Media is powerful. It defines how refugees are and should be represented. People internalize these stereotypes and pity the refugee, as long as refugees remain far away from themselves, from their lands and their lives. What if these mainstream representations are faulty? With the rise of social media, a greater number of refugees will have the ability to tell their own stories, in their own words and from their own perspectives. To what extent will they fall into the trap of representing themselves as helpless victims? This question may soon be answered as increasingly more refugees secure access to the internet and other technologies.
These are the stories of the Yemeni people of Markazi Camp in Obock, Djibouti. They want people to know about their plight, but they also want to be treated with dignity. What is forgotten are not their materialistic needs, but their rights as humans who have opinions, preferences and the ability to make choices. These are a few stories, but there are many more. Don’t judge, don’t scrutinize, don’t compare — just understand, empathize and help, not with money, but with compassion, attentiveness and care. Listen to the stories and share them.

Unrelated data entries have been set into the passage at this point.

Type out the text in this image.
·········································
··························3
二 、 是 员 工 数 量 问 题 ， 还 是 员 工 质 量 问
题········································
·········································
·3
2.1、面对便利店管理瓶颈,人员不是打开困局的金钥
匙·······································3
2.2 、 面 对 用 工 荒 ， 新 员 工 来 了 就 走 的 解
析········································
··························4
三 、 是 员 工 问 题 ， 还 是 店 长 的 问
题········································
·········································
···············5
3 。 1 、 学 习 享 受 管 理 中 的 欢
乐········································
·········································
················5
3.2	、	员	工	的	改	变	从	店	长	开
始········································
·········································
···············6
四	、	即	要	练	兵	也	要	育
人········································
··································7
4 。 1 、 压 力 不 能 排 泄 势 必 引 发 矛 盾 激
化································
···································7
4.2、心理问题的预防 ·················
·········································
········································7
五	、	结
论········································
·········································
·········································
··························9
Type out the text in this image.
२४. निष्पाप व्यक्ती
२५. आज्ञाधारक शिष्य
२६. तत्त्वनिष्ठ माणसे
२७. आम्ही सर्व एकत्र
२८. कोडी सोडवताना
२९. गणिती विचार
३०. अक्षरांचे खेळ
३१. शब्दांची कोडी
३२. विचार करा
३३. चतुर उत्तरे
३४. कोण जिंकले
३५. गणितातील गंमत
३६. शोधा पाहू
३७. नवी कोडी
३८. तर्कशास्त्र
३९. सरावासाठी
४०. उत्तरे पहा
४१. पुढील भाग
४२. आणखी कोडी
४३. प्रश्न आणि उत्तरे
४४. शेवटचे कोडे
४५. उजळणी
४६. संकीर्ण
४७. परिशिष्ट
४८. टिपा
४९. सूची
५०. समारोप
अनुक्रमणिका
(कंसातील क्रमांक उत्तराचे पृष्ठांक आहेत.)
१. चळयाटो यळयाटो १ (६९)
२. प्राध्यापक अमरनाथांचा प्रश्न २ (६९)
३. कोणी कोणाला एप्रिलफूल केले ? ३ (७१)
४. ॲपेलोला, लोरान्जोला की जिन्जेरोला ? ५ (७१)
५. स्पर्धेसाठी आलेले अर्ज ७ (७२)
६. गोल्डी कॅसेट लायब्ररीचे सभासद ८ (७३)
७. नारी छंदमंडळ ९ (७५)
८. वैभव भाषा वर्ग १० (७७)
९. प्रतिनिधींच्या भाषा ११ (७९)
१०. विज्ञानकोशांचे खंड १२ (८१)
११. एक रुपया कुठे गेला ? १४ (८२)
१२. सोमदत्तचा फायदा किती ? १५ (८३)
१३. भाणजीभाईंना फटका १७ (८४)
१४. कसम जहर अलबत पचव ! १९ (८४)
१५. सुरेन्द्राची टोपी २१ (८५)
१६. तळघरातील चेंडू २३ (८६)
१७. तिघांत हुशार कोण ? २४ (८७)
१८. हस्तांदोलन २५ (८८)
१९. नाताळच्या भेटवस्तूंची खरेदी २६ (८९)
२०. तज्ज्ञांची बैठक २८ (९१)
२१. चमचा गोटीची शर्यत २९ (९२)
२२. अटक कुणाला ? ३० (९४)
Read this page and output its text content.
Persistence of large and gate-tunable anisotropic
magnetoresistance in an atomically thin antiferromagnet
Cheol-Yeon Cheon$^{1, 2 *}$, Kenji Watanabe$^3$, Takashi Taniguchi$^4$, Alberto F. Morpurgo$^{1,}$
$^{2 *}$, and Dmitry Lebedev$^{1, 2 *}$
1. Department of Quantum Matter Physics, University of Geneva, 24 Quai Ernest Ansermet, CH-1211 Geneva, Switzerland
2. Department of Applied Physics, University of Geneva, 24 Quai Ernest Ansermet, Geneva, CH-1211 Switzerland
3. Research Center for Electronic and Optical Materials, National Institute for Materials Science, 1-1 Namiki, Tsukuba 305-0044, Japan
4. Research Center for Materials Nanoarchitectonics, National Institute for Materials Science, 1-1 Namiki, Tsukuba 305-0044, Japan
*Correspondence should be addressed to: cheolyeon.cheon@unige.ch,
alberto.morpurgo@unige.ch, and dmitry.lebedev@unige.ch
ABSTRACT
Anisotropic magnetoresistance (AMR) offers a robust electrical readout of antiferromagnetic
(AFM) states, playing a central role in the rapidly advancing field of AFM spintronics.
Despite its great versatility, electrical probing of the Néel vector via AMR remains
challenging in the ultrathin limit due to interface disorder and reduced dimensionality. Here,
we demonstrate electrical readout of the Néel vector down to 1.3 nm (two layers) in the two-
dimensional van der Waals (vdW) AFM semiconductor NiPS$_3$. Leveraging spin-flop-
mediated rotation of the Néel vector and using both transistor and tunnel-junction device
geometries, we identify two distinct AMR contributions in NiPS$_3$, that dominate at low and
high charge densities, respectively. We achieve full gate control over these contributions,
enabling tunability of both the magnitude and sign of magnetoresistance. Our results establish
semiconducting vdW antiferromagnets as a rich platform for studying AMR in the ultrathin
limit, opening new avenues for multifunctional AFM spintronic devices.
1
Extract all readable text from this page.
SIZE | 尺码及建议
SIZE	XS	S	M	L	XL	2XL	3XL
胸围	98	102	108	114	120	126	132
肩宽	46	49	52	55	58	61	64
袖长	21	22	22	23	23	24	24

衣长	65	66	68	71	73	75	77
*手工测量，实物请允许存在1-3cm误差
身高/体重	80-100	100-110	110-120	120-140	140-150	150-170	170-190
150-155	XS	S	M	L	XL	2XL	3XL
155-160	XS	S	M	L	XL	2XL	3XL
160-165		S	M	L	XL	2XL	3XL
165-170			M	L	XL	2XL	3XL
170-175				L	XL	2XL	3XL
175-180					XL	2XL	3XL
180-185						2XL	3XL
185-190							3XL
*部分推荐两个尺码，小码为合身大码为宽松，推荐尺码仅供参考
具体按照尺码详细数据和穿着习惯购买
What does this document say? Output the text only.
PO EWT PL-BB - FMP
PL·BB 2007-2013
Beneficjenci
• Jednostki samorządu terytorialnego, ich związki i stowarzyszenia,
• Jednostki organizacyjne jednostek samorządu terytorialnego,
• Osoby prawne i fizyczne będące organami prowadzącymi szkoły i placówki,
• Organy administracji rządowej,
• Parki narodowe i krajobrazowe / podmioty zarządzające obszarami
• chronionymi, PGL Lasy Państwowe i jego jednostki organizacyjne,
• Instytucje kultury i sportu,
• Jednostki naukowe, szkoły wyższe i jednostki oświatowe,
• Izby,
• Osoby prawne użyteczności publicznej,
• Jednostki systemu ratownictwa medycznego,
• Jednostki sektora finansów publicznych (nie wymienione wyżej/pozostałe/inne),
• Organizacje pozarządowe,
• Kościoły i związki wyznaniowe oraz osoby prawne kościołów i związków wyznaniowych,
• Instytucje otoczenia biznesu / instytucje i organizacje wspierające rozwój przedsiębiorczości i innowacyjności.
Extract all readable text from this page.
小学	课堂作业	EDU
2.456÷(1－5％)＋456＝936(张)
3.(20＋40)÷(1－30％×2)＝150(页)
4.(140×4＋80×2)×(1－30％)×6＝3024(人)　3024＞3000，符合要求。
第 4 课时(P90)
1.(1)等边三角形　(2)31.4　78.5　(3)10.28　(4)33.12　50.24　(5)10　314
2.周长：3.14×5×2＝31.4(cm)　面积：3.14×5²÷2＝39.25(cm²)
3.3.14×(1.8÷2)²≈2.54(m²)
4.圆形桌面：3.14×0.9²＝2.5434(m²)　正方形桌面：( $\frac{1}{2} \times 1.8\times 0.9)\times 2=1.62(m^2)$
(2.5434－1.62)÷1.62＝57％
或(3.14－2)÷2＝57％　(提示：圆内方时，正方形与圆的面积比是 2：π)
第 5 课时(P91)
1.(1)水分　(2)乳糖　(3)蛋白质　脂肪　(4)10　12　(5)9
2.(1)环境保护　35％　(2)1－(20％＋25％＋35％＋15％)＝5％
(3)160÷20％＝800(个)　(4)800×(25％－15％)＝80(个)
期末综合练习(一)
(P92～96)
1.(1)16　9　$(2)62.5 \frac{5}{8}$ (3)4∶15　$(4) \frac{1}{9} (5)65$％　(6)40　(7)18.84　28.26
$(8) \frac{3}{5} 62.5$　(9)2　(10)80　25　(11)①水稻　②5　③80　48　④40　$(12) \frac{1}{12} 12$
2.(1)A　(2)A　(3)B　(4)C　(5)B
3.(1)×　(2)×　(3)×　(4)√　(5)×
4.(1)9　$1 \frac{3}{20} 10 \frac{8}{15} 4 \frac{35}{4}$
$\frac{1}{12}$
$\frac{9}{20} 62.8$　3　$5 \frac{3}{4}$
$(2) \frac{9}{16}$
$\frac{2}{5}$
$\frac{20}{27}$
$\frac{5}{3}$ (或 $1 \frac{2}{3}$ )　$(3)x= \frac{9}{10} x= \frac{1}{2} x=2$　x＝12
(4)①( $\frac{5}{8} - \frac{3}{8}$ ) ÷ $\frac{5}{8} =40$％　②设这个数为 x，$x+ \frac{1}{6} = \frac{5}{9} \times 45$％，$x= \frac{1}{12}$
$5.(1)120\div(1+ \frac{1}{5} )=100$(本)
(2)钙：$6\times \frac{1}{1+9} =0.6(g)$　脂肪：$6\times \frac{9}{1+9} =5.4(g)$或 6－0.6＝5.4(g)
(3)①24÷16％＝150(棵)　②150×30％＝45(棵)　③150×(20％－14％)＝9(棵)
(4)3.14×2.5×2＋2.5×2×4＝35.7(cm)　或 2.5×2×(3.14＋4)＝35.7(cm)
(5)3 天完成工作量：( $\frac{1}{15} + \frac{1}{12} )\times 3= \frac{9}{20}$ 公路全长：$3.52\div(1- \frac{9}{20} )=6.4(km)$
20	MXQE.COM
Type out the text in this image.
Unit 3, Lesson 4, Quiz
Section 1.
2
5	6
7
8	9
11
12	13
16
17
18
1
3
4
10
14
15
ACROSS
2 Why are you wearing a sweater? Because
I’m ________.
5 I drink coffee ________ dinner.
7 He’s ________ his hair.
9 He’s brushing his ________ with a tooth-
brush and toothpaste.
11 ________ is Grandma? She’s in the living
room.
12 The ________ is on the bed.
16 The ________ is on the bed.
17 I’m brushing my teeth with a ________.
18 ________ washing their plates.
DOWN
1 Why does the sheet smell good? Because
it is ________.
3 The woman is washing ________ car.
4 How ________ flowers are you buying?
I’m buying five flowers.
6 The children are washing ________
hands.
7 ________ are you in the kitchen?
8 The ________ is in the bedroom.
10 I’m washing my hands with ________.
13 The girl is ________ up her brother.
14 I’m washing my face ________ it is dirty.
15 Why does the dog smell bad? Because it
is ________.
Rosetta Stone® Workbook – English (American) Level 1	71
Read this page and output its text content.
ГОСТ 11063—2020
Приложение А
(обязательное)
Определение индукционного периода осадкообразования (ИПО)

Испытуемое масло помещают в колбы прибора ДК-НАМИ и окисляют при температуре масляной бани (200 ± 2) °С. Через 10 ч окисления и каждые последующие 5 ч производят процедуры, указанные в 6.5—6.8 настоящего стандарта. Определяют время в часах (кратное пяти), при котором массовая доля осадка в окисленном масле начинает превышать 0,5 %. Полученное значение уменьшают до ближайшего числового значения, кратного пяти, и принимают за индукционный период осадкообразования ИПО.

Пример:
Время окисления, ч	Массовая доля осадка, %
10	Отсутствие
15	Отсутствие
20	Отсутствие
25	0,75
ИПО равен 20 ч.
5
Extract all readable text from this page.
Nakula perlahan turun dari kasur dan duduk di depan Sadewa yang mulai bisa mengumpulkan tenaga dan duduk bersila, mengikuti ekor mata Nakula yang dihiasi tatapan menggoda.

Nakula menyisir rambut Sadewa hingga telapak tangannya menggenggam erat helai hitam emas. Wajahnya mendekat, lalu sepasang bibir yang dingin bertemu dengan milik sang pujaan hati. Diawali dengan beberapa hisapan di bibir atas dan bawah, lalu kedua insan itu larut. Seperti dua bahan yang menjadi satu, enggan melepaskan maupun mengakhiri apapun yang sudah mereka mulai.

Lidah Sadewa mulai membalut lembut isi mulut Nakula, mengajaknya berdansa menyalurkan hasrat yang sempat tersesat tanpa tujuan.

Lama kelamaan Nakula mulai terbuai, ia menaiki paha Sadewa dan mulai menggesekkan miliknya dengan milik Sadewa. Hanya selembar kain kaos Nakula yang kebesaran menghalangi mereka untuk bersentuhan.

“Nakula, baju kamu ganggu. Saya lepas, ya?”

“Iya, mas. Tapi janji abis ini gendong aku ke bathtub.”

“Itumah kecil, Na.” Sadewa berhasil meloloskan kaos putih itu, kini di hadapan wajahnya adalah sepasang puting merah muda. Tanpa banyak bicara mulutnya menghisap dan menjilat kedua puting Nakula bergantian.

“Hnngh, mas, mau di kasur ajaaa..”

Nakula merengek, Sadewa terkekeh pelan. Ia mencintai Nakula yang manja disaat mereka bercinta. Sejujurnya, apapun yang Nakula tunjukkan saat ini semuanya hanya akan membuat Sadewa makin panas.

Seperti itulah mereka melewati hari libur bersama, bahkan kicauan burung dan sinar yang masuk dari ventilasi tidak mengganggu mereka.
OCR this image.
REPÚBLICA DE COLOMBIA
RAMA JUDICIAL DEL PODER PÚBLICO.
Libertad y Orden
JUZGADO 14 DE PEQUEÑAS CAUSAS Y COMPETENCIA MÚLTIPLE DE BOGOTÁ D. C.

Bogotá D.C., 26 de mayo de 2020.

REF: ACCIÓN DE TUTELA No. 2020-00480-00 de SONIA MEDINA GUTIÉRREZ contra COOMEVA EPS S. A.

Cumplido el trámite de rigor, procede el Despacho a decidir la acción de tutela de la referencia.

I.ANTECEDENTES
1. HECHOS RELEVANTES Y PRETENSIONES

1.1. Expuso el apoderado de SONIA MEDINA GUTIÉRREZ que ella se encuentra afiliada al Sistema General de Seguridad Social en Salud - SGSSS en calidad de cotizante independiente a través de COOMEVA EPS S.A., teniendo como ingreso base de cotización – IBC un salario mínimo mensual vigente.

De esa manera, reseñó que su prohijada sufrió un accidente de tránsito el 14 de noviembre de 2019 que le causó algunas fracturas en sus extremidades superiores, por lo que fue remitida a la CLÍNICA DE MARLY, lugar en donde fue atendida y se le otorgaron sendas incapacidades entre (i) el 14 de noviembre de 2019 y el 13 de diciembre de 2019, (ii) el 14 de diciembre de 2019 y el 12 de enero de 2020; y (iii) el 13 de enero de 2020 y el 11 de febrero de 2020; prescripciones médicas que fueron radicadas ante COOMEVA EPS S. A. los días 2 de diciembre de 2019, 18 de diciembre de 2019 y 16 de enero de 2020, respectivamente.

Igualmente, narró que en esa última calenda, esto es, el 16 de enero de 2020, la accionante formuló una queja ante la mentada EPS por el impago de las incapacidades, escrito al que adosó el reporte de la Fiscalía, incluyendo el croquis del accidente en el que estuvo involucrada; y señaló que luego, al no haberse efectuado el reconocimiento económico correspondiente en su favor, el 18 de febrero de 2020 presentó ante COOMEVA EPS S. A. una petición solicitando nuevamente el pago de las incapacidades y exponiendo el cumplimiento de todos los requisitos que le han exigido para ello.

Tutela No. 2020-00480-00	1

Note: Our visit to the camp was the final component of a year-long project that NYUAD Professor Nathalie Peutz and photographer Nadia Benchallal undertook to understand and document life at Markazi. Peutz, as an anthropologist, is doing ethnographic research in the camp. Benchalla has been taking portraits of families as well as images depicting daily life at the camp. Nine camp residents were selected and given cameras to document their life from their own perspectives in a year-long project. Finally, fifteen students from NYUAD went to the camp to understand how refugee camps are run, managed and regulated, and to immersive themselves in the refugees’ stories, lives and aspirations. The culmination of all this is a two-part photographic exhibition taking place in NYU Abu Dhabi and NYU New York. In Abu Dhabi, Benchallal’s photographs will be on display in the Project Space from February 4 to February 27, and the students’ reflections and the refugees’ photos will be on display in the Humanities Building (A6). In New York, the exhibition will be at 19 Washington Square North from February 4 to May 30.